Posted by: Geoff | Dec 14, 2006 11:40:23 AM
Here is my solution, Orly: I save all of my children's art and let it pile up for a month or two. When the pile is sufficiently large, I sent it to my Grandma (my children's Great-Grandma, or Grandma Ruby as they call her). Grandma Ruby lives thousands of miles away and tells me that receiving the piles in big envelopes in the mail is like getting a holiday present. She appreciates every scrap of art much more than I do at this point in my life. Also, I know that she keeps it all. So at some point, the piles will revert back to me, probably at a point in my life when I am sentimental about my children's childhoods and will appreciate the piles again. (I do pick out the really great pieces for myself, I have to admit.)
Posted by: Christine Hurt | Dec 14, 2006 12:07:43 PM
I have a 4-year old artist who will go through a ream of paper a day if left unchecked...so it is not possible to save it all and I'm too cheap to mail them to my family like Christine. My criteria for saving is if the art project includes some indicia of her body size (e.g., it includes a handprint or foot print or body tracing) or if it represents some particular milestone (e.g., it was the first time her people-drawings moved from the Picasso-esque world into realism or when she actually drew a shadow on something). I figure that by saving these, I can share them with her at some later point to discuss how little she used to be or how her drawings got better and better as she got older. Other than that, I only save the ones that make me laugh out loud. The rest go into the great recycling bin in the sky, but only after she's sleeping and only after 3-4 (or more) days have gone by so she forgets. (Oh, and don't save anything with glitter.)
Posted by: Kristen Osenga | Dec 14, 2006 1:10:01 PM
I've been wrestling with this very issue in regard to my two-year-old's prolific output. Christine's suggestion is brilliant.

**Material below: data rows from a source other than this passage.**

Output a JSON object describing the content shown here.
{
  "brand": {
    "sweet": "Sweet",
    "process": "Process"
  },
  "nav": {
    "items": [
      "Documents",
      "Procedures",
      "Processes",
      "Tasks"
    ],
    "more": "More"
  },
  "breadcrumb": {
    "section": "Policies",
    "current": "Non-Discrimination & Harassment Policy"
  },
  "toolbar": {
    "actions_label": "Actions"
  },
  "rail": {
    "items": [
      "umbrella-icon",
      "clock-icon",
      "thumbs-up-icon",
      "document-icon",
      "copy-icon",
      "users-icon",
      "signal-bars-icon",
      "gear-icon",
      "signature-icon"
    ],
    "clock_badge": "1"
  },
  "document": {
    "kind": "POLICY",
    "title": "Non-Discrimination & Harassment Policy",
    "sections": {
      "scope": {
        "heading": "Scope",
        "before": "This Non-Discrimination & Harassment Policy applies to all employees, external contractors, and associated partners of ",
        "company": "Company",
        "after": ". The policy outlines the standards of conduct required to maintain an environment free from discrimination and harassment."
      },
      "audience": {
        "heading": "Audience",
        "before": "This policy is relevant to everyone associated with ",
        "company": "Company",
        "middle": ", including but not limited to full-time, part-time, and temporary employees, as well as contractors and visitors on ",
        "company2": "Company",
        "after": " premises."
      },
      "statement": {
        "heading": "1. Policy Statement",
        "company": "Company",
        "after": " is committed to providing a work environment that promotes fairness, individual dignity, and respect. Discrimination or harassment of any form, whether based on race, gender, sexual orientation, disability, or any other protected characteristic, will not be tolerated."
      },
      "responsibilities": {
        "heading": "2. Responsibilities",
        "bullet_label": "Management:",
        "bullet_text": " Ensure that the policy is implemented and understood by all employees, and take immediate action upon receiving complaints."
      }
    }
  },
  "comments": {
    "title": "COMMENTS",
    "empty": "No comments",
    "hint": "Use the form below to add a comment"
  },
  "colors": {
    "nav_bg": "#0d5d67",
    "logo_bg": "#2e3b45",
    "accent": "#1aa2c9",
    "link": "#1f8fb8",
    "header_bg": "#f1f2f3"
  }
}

I'm sure my mother-in-law, who lives 3000 miles away, and who used to teach art to grade school pupils, would be ecstatic to get regular installments of her grandchild's work.
Posted by: The Continental Op | Dec 14, 2006 1:11:58 PM
these are all excellent ideas! i think i will ship some out to relatives and allow myself to not feel guilty for throwing out a bulk of the more generic ones...
Posted by: Orly Lobel | Dec 14, 2006 2:27:14 PM
We take the bigger paintings (easel art) and use them as wrapping paper.
Posted by: ncmom | Dec 14, 2006 5:24:18 PM
recycling as gift wrap paper - another brilliant idea!
another one of our readers emailed me to point my attention to a blog, "dad in progress" that has been recently thinking about the same questions:
as you can see from the track back to our current post, other blogs such as the urban parent, all have this on their mind - see, i wasn't kidding, people with children are really perplexed by this one.
Posted by: Orly Lobel | Dec 14, 2006 6:21:58 PM
My husband, who is less sentimental about these things than I am, was throwing things out in piles into the recycling bin. I told him I would not participate in such a practice and that we should keep the artwork. One day our then-5 year old discovered this when she went to toss something into the bin. She held onto her grief for two days, then broke down at dinner one night and asked us why we didn't like her artwork. I gave my husband one of those "I'll let you field this one, dear" looks. From then on he told her that we couldn't save everything and that she could pick her favorites (and we select our own favorites as well--usually the ones that seem to best represent who she is or the ones that make us laugh).
It was only after the aforementioned incident that my friend offered the following bit of advice. If you're going to throw things out, drive around the block and use someone else's garbage can on garbage day.
Posted by: dgm | Dec 15, 2006 12:02:18 AM
To add a different perspective, that of the child artist now grown:
My mother saved quite a bit of stuff from my childhood...now that I'm approaching 30 (gasp) she sends me home with more and more of it every time I visit. I appreciate having the memories, but a limit is really necessary: when your child is an adult, they will not remember the art they created as a toddler. I agree with your friend's limit of one piece per season. Four pieces per year really is plenty to satisfy my need to remember my childhood. As children get older, they can participate in the selection of the piece.
I also like the scanning / photographing idea - maybe not for every scribble, but for more noteworthy projects?
Posted by: Bev | Dec 15, 2006 10:02:22 AM
But would destroying artistic creations be a violation of VARA (17 usc 106A)? Perhaps your child's art is not of recognized stature, but are you comfortable telling your child that their work was not, in your eyes, of recognized stature?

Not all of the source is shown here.